To protect this extensive northwestern frontier the United States had, in the early part of 1812, some half-dozen feeble garrisons, with an average strength of about seventy-five men. At Detroit, the largest and most important military station in the Northwest, were ninety-four men;[529] at Mackinac, three hundred miles away, were seventy-nine; at the opposite end of Lake Michigan and about an equal distance from both Mackinac and Detroit was Fort Dearborn with a garrison of fifty-five men; at Fort Wayne and at Fort Harrison, the new stockade on the Wabash, were about as many. All of these were one-company posts except Detroit, which had two companies. The fortifications had not been designed for, nor were they expected to be capable of, defense against the forces of a civilized nation. They were supposed to possess sufficient strength to withstand an attack by Indians alone, and, providing the supply of provisions held out, this expectation would ordinarily have been realized. Even so, however, they could do nothing toward defending the scattered settlements against the attacks of the Indians, and the sequel showed that the garrisons were not even able to defend themselves.
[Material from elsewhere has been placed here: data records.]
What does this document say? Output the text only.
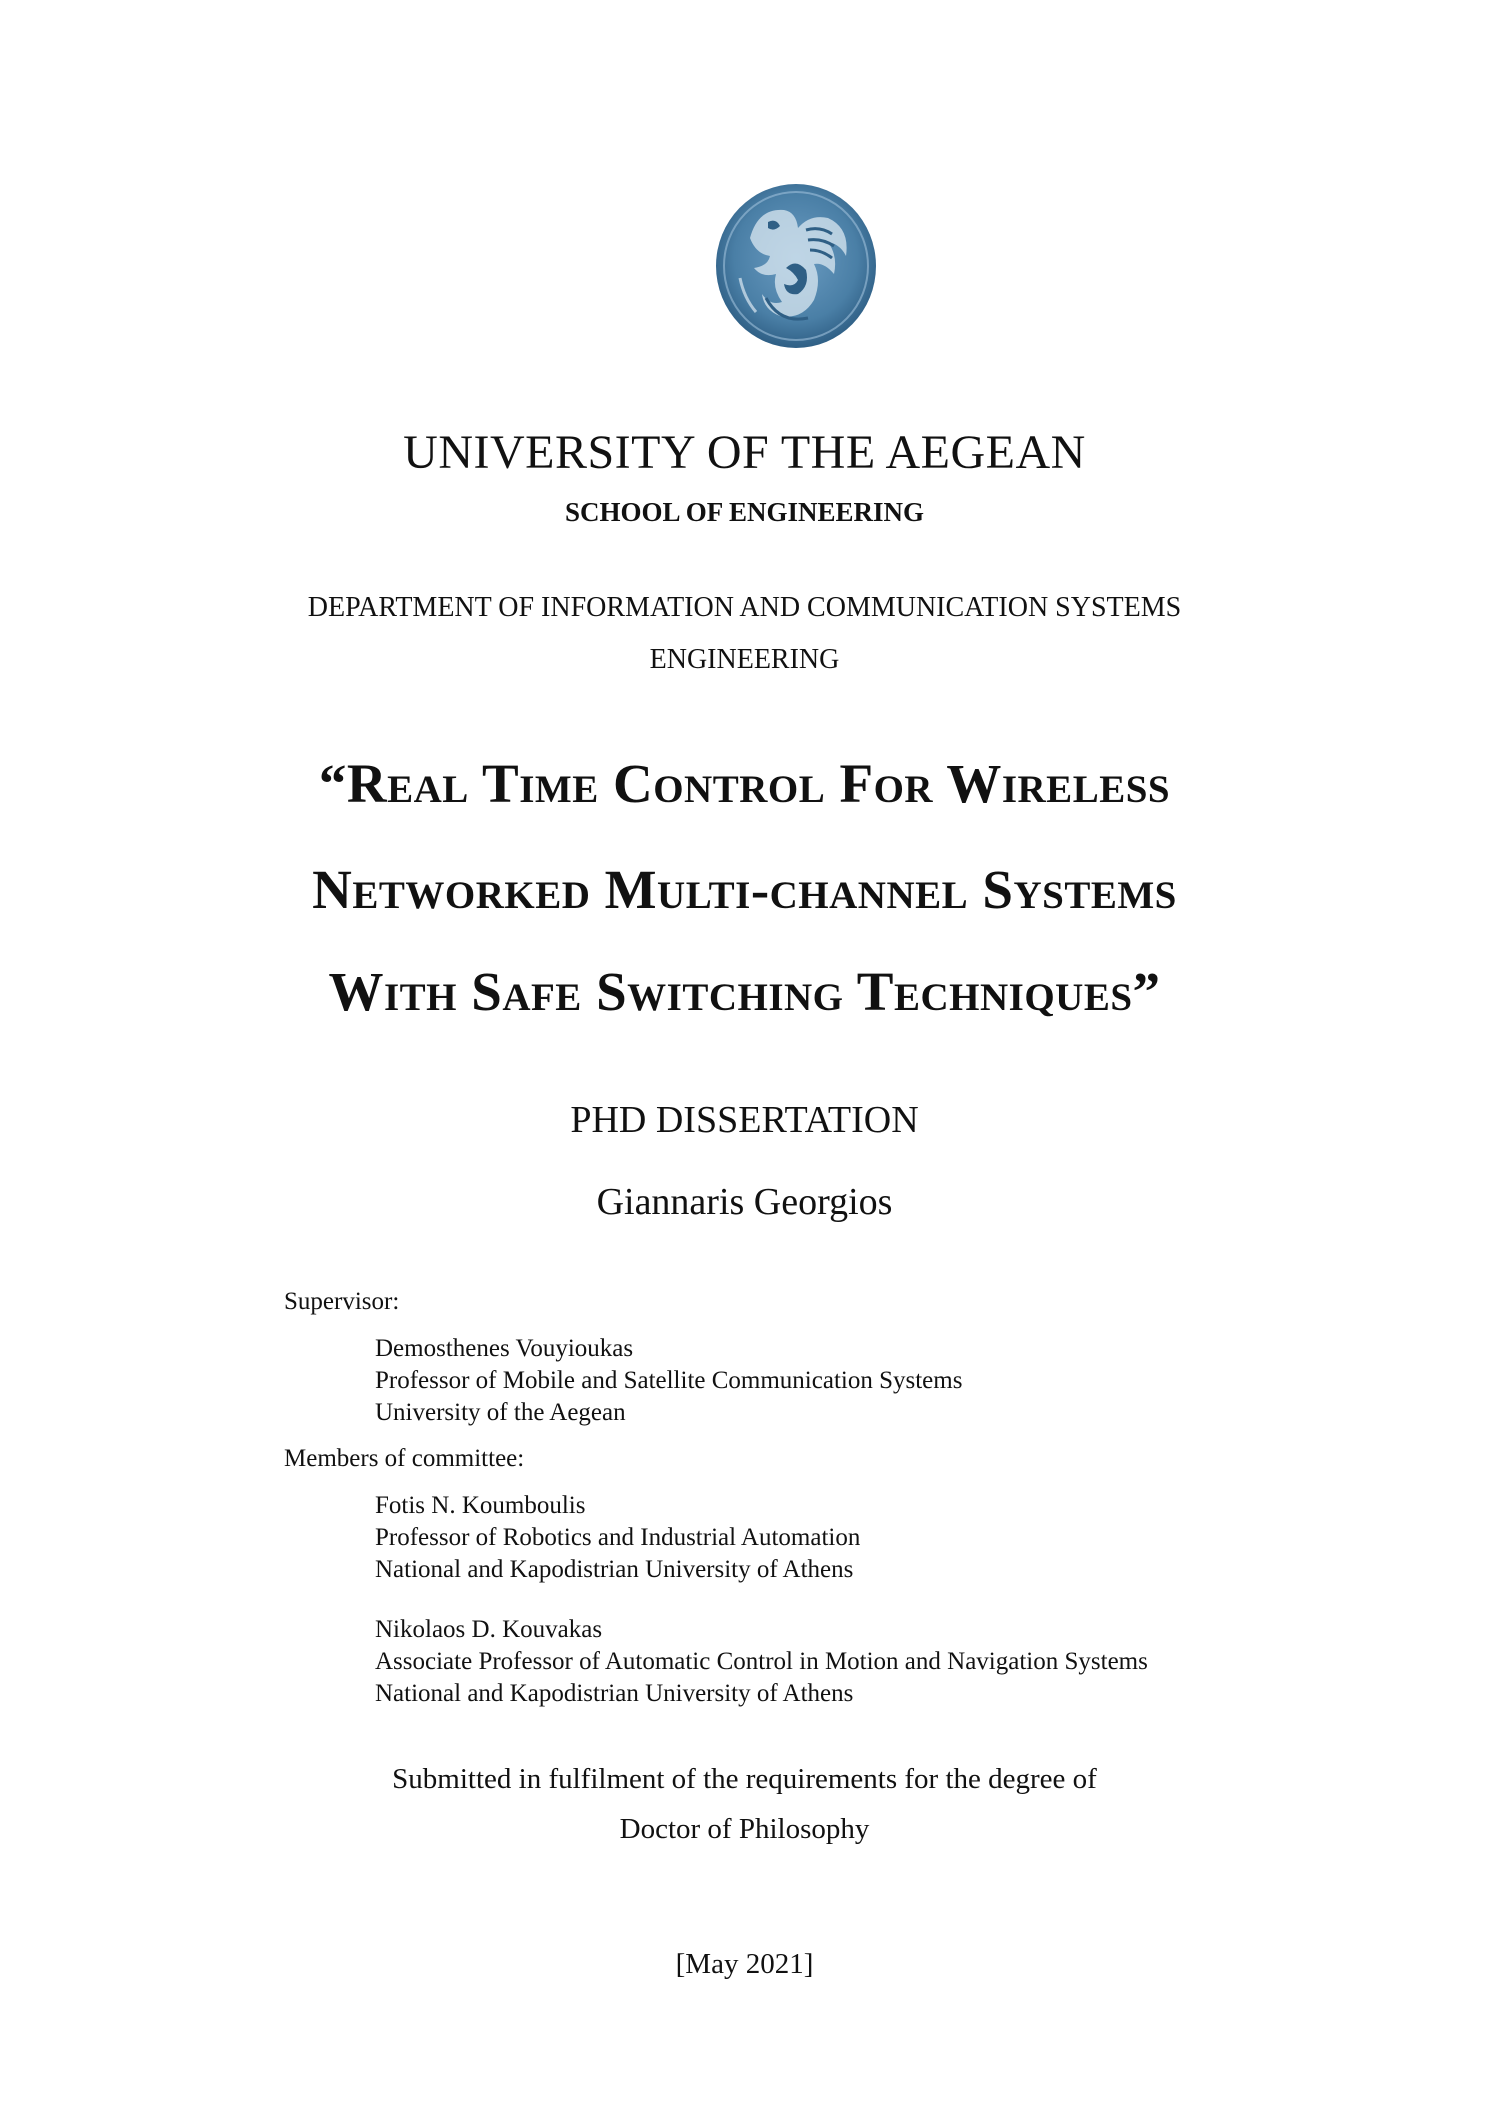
UNIVERSITY OF THE AEGEAN
SCHOOL OF ENGINEERING
DEPARTMENT OF INFORMATION AND COMMUNICATION SYSTEMS
ENGINEERING
“Real Time Control For Wireless
Networked Multi-channel Systems
With Safe Switching Techniques”
PHD DISSERTATION
Giannaris Georgios
Supervisor:
Demosthenes Vouyioukas
Professor of Mobile and Satellite Communication Systems
University of the Aegean
Members of committee:
Fotis N. Koumboulis
Professor of Robotics and Industrial Automation
National and Kapodistrian University of Athens
Nikolaos D. Kouvakas
Associate Professor of Automatic Control in Motion and Navigation Systems
National and Kapodistrian University of Athens
Submitted in fulfilment of the requirements for the degree of
Doctor of Philosophy
[May 2021]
Mackinac surrendered without resistance to a combined force of Indians and Canadian traders; Fort Dearborn was abandoned, and the garrison was destroyed while seeking to escape; and Fort Wayne was saved from impending capture only by the approach of a large force of militia under General Harrison.

[529] American State Papers, Indian Affairs, I, 781.

Against this frontier could be launched, in the event of an Indian war alone, several thousand warriors.[530] If war were joined with Great Britain at the same time, it was believed by both sides, and with good reason, that several thousand men employed in the Indian trade and in sympathy with the British would co-operate in the attack on the American frontier.[531] Potentially the Americans possessed in the population of Ohio and Kentucky resources vastly greater than those their opponents could bring to bear on the Northwest; and in the end the superiority of population made itself manifest in the triumph of the American cause in this region. But this triumph came only after more than a year of fighting, during the greater part of which the Americans met with disaster after disaster. For the immediate present the northwestern frontier was practically undefended while in the traders and Indians the British possessed a force immediately available for action which constituted to all intents and purposes a formidable standing army.